Habe es über "Für Web speichern" und "Speichern unter" probiert.
Die png sieht genauso aus wie die jpg.

Habe mal einen Farbverlauf in beiden Formaten und so wie es aussehen sollte.
PNG + JPG


----------



## muhkuh (19. März 2007)

Ich denke, dass du ein wenig mit den Qualitäten beim Speichern rumspielen musst. So wie ich das sehe wurde das JPG mit einer mittleren, bzw. eher schlechtern Qualität < 7 abgespeichert. Wenn die Dateigröße keine allzu große Rolle spielt, kann es auch ruhig 10 sein. Über die Funktion "Für Web speichern", die ich für Web-Grafiken dringend empfehlen kann, hast du sogar noch mehr Optionen ein Bild zu speichern. Wenn du die Ausgabe als PNG wählst hast du hier die Möglichkeit die Anzahl der Farben festzulegen.

Ich habe eben auch ein wenig herumgespielt und das beste Ergebnis bezogen auf die Dateigröße mit einem JPG der Qualität 80 bekommen. Gespeichert habe ich es über "Für Web speichern". Insgesamt fallen die Unterschiede in der Qualität jedoch nicht wirklich ins Gewicht, sofern man bei PNG über 64 Farben bleibt.


----------



## themonk (19. März 2007)

Hallo,
in deiner Grafik kann ich nicht wirklich den Unterschied der ganzen Grafiken erkennen


----------



## woni (19. März 2007)

In seinen Grafiken will er zeigen welche Unterschiede die verschiedenen Einstellungen beim Speichern haben.
Ich muss sagen, das ich in diesen Bereichen keine solche Probleme mit der neuesten Gimp Version habe, vielleicht liegts auch an der Photoshop Version 6.
Aber versuch mal beim Speichern die höchste Qualität zu verwenden.


----------



## t0ny (19. März 2007)

Wenn ich mal dazwischenhauchen darf,
themonk hat eindeutig geschrieben, dass dieser Effekt selbst bei höchster Qualitätsstufe auftritt. Also hat das doch rein gar nichts mit der Qualität zu tun.
Ich konnte den Fehler leider nicht reproduzieren. Denn wie man auf deinen Bildern sieht, ist die Qualität der Bilder an sich sehr hoch, nur sind halt solche Abstufungen sichtbar, als wäre es gif mit begrenzter Farbpalette. Denn Artefakte oder dergleichen sind nicht sichtbar.
Wie machst du das nur?


----------



## themonk (19. März 2007)

t0ny hat gesagt.:


> Wie machst du das nur?


Wenn ich das wüsste 

Habe mal im Anhang ein Bild damit Ihr seht wie ich das erstelle.
Vielleicht erkennt Ihr ja den fehler 

Bilder sind Paint gemacht deshalb so schlechte Qualität


----------



## Alexander Groß (19. März 2007)

Du schickst die Beispiele immer als BMP. Könnten wir auch mal die original JPG sehen?


Alex


----------



## themonk (20. März 2007)

Hallo,
hab hier mal eine JPG für euch.


----------



## Alexander Groß (20. März 2007)

Da sehe ich keine Abstufungen.


Alex


----------



## themonk (20. März 2007)

Wenn man die JPG mit der Ausgangs Datei vergleicht sieht man aber schon den unterschied deutlich.


----------



## muhkuh (20. März 2007)

Naja, die Qualität der Ausgangsdatei wirst du in einer komprimierten Grafik-Datei auch nie erreichen. Aber in deinem obigen Beispiel sehe ich praktisch keine Abstufungen, wenn vorhanden, stören diese aber nicht. Was mir noch einfällt: Kann es sein, dass du nicht im RGB-Modus gearbeitet hast?

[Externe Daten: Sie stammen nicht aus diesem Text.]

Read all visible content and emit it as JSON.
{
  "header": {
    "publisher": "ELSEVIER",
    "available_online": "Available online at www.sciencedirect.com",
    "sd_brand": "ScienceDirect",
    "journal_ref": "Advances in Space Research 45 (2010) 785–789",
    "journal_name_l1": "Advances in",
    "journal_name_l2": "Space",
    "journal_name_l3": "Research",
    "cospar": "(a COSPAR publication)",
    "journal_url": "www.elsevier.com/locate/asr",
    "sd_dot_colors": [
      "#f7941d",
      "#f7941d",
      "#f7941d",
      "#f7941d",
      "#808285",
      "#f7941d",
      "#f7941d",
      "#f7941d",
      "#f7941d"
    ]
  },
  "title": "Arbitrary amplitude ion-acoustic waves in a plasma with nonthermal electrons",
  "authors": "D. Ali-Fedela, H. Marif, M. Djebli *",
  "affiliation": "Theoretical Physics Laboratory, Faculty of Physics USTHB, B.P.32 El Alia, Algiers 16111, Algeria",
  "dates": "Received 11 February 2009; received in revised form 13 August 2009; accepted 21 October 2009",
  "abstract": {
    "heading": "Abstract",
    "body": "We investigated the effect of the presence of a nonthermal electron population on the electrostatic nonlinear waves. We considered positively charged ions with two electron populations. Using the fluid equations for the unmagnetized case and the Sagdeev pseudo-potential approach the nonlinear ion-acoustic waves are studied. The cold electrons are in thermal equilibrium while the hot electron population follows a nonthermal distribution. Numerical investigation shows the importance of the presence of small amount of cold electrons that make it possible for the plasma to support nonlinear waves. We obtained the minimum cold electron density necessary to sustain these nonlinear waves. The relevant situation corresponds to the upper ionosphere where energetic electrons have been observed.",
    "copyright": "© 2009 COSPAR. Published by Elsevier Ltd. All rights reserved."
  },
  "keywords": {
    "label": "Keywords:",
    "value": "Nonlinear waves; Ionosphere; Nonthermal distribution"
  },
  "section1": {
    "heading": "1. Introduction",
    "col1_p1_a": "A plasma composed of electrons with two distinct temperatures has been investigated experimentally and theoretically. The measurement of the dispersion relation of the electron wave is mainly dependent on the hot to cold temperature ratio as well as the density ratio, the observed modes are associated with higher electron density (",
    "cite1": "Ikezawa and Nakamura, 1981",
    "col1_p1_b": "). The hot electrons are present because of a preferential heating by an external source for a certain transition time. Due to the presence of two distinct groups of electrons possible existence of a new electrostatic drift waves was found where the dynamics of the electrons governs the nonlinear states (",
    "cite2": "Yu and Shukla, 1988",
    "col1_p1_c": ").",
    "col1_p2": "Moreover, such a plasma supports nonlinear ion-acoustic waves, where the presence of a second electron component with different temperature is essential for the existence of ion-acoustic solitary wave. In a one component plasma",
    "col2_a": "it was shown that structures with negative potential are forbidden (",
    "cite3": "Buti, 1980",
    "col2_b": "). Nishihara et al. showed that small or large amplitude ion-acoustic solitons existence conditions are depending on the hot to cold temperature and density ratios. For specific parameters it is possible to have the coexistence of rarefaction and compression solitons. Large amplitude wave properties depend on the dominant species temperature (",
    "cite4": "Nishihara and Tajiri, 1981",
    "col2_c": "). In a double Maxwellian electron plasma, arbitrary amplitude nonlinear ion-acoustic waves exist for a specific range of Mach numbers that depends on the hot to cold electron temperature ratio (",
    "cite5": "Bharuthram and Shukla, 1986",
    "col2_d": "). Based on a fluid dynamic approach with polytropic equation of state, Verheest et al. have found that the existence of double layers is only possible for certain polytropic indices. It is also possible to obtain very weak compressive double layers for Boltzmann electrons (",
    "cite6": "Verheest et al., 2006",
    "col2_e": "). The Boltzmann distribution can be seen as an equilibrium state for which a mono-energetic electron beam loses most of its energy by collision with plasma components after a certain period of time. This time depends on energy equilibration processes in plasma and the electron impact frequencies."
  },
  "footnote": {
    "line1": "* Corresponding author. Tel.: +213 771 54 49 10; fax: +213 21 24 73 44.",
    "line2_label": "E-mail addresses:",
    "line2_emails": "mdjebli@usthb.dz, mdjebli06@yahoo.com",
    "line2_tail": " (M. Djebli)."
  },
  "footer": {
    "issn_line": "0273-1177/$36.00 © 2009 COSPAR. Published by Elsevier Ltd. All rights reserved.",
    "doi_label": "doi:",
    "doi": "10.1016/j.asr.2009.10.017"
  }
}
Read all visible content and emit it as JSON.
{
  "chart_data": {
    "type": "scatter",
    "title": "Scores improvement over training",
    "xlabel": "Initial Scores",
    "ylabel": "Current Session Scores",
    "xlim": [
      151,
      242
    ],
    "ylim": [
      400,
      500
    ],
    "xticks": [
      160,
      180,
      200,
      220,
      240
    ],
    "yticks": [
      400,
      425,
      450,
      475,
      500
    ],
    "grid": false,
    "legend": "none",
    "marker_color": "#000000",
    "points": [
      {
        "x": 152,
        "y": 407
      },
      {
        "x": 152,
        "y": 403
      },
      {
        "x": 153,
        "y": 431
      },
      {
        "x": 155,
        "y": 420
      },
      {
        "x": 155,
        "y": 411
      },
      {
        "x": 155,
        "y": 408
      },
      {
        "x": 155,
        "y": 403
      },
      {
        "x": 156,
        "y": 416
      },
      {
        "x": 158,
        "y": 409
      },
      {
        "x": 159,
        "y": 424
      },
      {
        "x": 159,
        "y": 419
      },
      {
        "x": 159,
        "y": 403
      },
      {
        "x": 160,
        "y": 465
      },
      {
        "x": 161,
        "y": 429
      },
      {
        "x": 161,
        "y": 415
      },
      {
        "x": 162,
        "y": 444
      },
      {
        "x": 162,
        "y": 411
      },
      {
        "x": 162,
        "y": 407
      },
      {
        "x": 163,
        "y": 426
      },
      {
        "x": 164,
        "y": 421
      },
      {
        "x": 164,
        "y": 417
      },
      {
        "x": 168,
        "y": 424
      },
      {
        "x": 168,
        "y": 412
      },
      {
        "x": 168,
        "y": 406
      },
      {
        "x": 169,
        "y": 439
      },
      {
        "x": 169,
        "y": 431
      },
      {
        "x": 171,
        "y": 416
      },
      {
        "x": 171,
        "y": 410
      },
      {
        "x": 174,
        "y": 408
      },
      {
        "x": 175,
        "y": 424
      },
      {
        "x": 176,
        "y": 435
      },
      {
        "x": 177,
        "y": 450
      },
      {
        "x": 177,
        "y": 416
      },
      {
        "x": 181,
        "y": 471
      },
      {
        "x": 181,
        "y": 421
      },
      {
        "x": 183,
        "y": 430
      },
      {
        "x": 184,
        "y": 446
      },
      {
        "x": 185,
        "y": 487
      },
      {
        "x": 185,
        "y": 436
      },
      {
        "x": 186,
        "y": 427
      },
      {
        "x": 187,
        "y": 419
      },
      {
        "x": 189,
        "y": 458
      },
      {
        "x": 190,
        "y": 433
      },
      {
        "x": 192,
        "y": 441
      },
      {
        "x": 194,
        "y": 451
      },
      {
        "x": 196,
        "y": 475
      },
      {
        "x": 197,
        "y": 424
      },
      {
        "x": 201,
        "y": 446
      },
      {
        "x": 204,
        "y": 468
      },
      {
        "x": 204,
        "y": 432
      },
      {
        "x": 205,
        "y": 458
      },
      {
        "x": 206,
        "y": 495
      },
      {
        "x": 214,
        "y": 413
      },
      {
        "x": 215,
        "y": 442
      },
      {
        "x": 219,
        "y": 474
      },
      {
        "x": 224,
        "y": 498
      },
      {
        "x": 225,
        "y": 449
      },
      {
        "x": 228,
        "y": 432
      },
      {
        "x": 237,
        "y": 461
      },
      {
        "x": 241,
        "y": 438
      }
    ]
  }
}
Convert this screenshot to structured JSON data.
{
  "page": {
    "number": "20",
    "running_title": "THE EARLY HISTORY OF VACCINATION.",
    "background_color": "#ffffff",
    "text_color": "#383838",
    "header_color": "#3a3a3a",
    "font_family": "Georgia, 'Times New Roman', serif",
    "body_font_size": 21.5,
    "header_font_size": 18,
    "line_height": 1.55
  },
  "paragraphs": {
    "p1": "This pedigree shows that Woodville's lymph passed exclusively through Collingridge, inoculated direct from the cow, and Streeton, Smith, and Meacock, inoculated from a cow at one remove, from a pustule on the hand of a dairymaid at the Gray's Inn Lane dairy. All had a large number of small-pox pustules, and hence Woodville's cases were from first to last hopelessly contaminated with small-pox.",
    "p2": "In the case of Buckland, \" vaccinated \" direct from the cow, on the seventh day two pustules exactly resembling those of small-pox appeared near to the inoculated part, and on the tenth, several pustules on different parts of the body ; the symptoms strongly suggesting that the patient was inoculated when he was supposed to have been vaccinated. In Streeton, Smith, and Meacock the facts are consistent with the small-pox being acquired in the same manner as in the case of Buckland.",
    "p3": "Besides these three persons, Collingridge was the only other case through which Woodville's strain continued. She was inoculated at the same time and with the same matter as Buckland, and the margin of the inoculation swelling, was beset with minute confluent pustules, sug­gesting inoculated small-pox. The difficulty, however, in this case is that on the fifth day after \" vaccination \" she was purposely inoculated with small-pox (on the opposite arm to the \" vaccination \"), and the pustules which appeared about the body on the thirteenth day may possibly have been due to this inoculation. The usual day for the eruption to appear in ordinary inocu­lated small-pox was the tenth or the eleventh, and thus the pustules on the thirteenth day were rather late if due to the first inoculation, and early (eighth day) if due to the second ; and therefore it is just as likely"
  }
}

Mir fällt ansonsten nichts weiter ein, reproduzieren konnte ich das nämlich auch nicht. Aber vielleicht liegt es wirklich an den Algorhythmen von PS6, was mir ehrlich gesagt aber sehr wundern würde. Zumal der Effekt extrem stark ist.


----------



## themonk (20. März 2007)

Naja ich finde den Unterschied zur Photoshop Datei schon etwas extrem. Andere Webseiten die Farbverläufe haben haben das auch nicht so extrem.
z.B. rtl da ist der Hintergrund glatt


Edit: 
Ich glaube das es nicht an den Bildern selber liegt sondern vielleicht an meiner Grafikkarte oder so, denn aufm anderen Pc sieht das ganze ganz normal aus so wie Ihr das sicher auch alle seht.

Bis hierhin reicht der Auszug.